The decline in small-cap stocks relative to their larger brethren has been pretty dramatic recently, and it's a topic we've posted on before. But what does it mean for the market as a whole? We think some context is necessary before evaluating how harmful the big losses in smaller cap stocks and internet firms is for market psychology as a whole.
Below is a table showing the market cap for several major indices. The Russell 1000 index tracks large-cap stocks similar to the S&P 500, while the Russell 2000 index is focused on smaller firms. The Nasdaq Composite is also weighted to smaller firms, while the Nasdaq Internet Index is diverse in terms of the size of companies but weighted heavily toward the type of firm that has been smoked in the recent pain trading for momentum stocks.
As shown below, the 1,000 stocks in the Russell 1,000 make up about $20 trillion in market cap, while the 2,000 stocks in the Russell 2,000 make up just $2 trillion in market cap. From their peaks, the Russell 1,000 has lost $265 billion in market cap while the Russell 2,000 has lost $155 billion in market cap. While these drops in market cap are pretty similar, in percentage terms, they're very different. The Russell 1,000's drop in market cap is just 1.3%, while the Russell 2,000's drop in market cap is 7.4%.
The bubble chart below shows the same information in a different presentation. The horizontal axis shows the decline in terms of dollars since the peak of each index, while the vertical axis measures percentage declines. Bubble size is the market cap of each index at their peak. Despite being the worst and third-worst performers in percentage terms, the Internet stocks and Russell 2000 are off by the least in dollar terms. Meanwhile large cap indices that are only down modestly from recent highs are bigger losers.
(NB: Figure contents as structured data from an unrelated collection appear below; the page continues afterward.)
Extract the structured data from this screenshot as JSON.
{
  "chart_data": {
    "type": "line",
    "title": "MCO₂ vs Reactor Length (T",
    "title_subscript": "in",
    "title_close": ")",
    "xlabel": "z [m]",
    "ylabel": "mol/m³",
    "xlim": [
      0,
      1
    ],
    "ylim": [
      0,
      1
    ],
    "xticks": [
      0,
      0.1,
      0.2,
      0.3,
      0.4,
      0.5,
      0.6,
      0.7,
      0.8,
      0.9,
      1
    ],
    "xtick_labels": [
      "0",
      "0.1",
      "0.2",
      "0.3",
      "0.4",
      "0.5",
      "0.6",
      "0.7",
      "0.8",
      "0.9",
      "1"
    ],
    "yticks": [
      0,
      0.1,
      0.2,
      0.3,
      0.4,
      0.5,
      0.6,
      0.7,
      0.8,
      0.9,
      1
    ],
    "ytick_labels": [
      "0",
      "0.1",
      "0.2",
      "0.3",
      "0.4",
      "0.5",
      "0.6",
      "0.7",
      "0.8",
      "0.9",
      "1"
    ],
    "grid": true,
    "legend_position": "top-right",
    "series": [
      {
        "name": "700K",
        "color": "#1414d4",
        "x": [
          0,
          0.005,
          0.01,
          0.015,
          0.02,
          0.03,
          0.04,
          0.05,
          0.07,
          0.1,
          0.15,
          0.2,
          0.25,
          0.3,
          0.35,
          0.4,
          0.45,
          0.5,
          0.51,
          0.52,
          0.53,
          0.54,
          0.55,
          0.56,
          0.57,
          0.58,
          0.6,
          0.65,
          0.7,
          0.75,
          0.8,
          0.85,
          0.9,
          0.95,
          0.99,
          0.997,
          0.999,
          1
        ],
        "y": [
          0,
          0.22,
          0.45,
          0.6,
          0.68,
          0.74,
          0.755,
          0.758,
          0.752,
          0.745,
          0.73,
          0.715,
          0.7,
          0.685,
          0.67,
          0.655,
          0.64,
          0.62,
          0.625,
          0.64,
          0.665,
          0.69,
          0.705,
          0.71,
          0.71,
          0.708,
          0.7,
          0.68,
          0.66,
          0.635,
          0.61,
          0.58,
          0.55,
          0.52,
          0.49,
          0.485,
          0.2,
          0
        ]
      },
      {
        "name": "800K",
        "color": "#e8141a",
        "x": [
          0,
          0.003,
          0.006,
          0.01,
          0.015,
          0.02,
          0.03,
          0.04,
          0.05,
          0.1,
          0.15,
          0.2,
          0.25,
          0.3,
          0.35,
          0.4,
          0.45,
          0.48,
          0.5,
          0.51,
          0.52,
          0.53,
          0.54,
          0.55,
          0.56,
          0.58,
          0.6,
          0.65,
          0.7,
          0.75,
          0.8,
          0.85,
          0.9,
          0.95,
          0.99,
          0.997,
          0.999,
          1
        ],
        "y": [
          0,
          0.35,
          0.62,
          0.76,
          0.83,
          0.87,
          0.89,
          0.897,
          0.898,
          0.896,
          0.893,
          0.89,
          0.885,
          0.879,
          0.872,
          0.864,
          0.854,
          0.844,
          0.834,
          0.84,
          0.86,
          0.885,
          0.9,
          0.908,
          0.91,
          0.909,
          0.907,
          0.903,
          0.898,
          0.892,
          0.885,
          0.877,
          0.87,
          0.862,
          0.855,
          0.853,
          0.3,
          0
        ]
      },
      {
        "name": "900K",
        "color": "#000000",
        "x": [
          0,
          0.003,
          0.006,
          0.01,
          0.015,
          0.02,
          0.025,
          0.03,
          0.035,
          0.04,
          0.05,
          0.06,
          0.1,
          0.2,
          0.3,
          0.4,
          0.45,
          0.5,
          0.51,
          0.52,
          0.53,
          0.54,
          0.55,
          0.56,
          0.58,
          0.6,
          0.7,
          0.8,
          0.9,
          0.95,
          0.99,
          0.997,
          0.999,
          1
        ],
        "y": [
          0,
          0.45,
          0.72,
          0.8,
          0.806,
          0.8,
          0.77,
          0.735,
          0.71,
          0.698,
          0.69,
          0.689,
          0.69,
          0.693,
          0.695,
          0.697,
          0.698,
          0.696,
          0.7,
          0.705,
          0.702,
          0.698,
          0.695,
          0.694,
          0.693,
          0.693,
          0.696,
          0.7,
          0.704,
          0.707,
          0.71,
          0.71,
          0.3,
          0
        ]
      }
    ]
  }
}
Our point here is that huge percentage declines aren't always a threat to the market as a whole. Another important factor is the total size of the decline. Putting that in context helps explain why outsized percentage declines in go-go momentum stocks or speculative internet plays haven't spilled over to similarly painful percentage drops in large cap stocks... the large caps are just too big relative to small caps for the pain trade to be the most dominant factor in their performance.